The samples go back to the 1970s. Why did it take until now to understand what was happening?
The technology didn't exist before. You need to read the entire genetic code of hundreds of bacteria and compare them across decades. That's only become possible in the last few years. We had the samples all along. We just couldn't read them until now.
This fourth group that's rising in frequency—what makes it different?
We don't know yet, exactly. That's what's worrying. It branched off on its own evolutionary path and now it's appearing more often in recent samples. It might be better at surviving in hospitals, or better at resisting antibiotics, or both. The point is it's new enough that we don't fully understand it yet.
If hospitals had used antibiotics differently in the 1980s or 1990s, could they have stopped this?
Possibly.
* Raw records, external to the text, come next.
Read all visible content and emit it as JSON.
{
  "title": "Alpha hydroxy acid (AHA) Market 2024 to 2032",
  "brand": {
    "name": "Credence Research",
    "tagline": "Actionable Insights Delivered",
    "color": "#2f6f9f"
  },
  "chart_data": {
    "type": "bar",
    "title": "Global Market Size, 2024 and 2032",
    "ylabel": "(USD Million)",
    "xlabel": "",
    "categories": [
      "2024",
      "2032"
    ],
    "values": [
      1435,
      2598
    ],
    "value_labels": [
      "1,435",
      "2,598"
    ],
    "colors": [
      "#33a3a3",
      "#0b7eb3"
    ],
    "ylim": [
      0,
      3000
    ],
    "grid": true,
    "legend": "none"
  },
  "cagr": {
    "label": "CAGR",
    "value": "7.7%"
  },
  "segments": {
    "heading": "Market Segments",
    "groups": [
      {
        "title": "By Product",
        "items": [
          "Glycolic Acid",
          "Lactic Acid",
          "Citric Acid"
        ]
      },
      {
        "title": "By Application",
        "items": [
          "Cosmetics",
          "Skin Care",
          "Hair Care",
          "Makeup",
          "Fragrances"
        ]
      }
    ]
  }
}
The research shows that resistance accumulated gradually. If antibiotic use had been more careful—less routine, more targeted—the pressure on the bacterium to evolve might have been lower. But that's speculative. What we know is that by 2005, the moment had largely passed. The dominant strain was already established.
What happens if this bacterium keeps evolving?
Infections become untreatable. We have fewer and fewer drugs that work against it. For vulnerable patients in hospitals, that means infections that can't be cured. The bacterium doesn't kill you directly—your own immune system can't fight it, and we have no weapons left. That's the scenario everyone in medicine is trying to prevent.